• she/her

Victoria Rose | Bi trans girl | Game/UX Designer | Creator of Secret Little Haven | Your local otherkin cartoon snep kitty :3



QuestForTori
@QuestForTori

I'm going back to play Harvest Moon: Another Wonderful Life and More Friends of Mineral Town in hopes of doing a link-up playthrough, but this is the most I've played of a HM game released before HMDS, and wow it is making me miss the nice quality of life features of even just that game.

AWL/AnWL does away with the shipping crate mechanic, forcing you to hold onto all your crops and foraging items until a traveling merchant shows up in your town, and only then can you sell each item in your rucksack individually. Thankfully, the rucksack size is pretty big, and items inside can stack, so you don't have to spend weeks on end unable to do anything because your bag is full. Still, it's a real pain to have to sell stuff individually this way compared to nearly every other entry in the genre. Plus, these games introduce a hunger mechanic in addition to the still-extant stamina mechanic. Both are similar in function, providing a hard limit to what you're able to do in a day. However, hunger does not automatically reset after each day.
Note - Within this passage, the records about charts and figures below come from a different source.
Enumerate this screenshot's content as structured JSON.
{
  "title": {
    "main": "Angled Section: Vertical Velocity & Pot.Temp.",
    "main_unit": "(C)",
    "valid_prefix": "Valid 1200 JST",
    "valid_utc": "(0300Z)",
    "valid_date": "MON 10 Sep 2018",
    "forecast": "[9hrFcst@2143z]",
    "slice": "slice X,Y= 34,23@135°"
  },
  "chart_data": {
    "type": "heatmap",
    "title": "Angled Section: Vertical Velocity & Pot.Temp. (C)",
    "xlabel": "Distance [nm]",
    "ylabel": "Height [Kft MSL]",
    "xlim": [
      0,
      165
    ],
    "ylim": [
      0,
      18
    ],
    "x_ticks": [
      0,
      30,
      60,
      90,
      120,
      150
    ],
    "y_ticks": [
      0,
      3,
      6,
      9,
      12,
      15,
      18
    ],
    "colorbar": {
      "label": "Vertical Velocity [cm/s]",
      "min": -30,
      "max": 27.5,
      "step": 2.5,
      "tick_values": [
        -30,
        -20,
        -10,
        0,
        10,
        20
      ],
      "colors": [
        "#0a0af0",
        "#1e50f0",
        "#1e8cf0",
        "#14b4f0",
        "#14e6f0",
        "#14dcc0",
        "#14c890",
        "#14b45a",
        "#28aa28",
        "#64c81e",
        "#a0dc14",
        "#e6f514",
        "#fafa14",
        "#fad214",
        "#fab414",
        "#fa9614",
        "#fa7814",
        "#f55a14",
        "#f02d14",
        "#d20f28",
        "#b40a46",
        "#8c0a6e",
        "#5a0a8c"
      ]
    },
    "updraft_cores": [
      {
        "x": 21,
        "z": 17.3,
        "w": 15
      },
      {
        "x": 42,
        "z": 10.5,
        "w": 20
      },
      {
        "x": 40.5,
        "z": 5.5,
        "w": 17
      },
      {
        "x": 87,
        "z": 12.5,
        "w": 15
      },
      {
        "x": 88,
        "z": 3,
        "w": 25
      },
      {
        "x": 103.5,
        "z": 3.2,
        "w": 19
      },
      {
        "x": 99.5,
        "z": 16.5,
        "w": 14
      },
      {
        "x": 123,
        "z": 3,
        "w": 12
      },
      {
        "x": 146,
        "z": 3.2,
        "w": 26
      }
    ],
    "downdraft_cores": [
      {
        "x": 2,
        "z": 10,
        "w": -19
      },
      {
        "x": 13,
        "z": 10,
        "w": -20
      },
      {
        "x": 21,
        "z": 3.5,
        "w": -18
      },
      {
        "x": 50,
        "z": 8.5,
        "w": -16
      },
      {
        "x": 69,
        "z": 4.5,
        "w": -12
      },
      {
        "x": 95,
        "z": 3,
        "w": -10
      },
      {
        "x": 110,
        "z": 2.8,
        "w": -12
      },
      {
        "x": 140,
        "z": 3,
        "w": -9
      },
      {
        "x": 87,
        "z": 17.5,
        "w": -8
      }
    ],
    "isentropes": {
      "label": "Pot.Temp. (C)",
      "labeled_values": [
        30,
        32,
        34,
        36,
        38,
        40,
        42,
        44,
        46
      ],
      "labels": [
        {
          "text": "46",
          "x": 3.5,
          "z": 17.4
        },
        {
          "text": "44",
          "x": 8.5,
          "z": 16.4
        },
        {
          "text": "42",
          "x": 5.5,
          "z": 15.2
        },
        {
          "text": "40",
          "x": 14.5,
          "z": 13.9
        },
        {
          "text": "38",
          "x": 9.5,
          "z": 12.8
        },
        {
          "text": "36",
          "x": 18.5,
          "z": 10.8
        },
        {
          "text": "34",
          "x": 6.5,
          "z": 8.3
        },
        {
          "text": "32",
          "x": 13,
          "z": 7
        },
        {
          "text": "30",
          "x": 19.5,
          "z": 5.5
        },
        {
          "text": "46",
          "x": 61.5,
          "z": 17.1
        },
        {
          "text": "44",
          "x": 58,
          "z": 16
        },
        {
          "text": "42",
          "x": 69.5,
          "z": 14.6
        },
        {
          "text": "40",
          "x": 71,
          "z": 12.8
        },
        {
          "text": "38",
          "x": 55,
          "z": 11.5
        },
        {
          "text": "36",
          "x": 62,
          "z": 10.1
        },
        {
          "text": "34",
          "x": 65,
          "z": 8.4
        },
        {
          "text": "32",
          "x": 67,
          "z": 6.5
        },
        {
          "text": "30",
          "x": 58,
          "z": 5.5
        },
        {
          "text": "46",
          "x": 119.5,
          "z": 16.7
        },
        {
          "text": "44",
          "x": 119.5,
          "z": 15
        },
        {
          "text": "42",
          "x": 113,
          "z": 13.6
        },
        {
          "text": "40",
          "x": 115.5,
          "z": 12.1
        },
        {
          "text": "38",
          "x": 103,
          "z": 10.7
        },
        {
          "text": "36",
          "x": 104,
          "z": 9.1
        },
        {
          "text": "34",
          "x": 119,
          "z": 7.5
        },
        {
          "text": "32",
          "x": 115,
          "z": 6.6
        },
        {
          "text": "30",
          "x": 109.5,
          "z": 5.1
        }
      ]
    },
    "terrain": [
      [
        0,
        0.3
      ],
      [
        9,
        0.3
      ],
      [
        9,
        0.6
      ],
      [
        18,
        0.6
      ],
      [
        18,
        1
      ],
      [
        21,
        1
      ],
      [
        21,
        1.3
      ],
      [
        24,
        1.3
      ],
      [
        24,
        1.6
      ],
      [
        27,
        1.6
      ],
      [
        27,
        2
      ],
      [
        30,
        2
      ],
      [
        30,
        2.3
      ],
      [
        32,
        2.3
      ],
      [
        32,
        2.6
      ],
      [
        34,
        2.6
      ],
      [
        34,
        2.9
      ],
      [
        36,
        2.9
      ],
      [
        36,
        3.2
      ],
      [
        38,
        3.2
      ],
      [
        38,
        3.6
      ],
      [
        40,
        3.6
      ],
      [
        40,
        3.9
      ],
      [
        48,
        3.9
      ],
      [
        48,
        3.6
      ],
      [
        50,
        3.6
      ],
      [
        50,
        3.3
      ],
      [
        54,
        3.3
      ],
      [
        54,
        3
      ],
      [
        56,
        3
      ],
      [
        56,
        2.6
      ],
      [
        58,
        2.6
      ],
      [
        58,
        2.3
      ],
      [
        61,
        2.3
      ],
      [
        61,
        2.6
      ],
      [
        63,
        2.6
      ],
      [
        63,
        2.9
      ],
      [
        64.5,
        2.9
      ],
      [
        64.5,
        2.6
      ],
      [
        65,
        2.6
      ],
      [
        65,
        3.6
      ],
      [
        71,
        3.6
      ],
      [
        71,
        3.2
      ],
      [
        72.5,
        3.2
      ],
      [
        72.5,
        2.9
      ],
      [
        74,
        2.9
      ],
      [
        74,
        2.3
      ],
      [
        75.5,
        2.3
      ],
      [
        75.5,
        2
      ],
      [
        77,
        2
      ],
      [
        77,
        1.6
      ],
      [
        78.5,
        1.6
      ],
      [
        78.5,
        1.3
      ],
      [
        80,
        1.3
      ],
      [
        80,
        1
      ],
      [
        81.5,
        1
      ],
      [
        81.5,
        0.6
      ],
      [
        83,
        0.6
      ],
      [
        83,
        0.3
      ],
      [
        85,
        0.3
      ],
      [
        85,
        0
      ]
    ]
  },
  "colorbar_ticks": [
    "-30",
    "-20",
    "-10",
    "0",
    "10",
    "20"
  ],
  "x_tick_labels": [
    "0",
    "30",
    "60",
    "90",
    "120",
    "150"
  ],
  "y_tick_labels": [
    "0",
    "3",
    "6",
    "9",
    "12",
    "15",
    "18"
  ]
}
So (at least in the early game) you'll need to dedicate time every day to hunt down the few well-hidden wild edible plants that spawned in that day to sustain yourself, in addition to the milk from your cow, making sure to save the scraps to feed your dog as well. Finally, it's possible to buy out-of-season seeds at any time. They'll still sprout, but they'll just disappear overnight with no other player feedback. So if you're just starting out and not paying much attention at first, you could totally fuck yourself over and paint yourself into a corner where the best way out is just to erase your save and start over. This does succeed in making it feel like you're living off the land, barely surviving until you're able to gain a foothold and learn the lay of the land, but wow does it do nothing at all to ease you into things.

FoMT/MFoMT is a bit more forgiving in its farming mechanics - keeping the shipping bin, keeping seed availability to match the seasons, and giving you way more options to restore your stamina, but it hamstrings you with what may be the smallest starting rucksack size of any HM game at a whopping TWO item spaces. And it does not stack. You can carry one last additional item, but you damn well better be on your way to sell or gift it because you can't do much of anything else while holding an item that isn't getting rid of it. This makes you basically chained to the shipping box in the early game until you can afford the first rucksack upgrade, which still doesn't give you that much extra space. This change alone makes the game feel way more limited than it should, and discourages me from exploring the world since I'm always worried about not optimizing my time to optimize my trips back to the shipping box. God, and that's not to mention the weird input contortions that you need to learn for basic actions like swapping tools or held items (Which themselves use inverse A/B button prompts than AWL which makes a linked playthrough miserable on your muscle memory). The L button is treated like a modifier button for other inputs to perform all but the basics, so it's important to keep the game manual on you until you have them all memorized. Now, I don't blame the game itself on this, and I think it's probably one of the better solutions you could make for the limited buttons on the GBA, but at the very least, combining the rucksack and tool space to use a single pool and relegate lesser-used functions like whistling for your horse or dog to an item would have gone a long way to make more logical use of those buttons.

I'm going to try and keep going with both games to push past the early game and see what lies beyond it, because I'm curious about how they evolve over time, especially the apparently-huge timespan of AWL... but wow a lot of the time I just wish I could play HMDS instead >.>


QuestForTori
@QuestForTori

Now HMDS has a mountain of its own problems, most especially being one of the most egregious examples of the HM tendency to gate mid/endgame progress behind some truly ridiculous and tedious tasks. You can't get married in that game until you get the majority of the harvest sprites, and what do you do to get them? Doing insane shit like catching 50,000 fish, of course!

HMDS may be my personal favorite due to nostalgia but WOW is it ever in need of a redesign.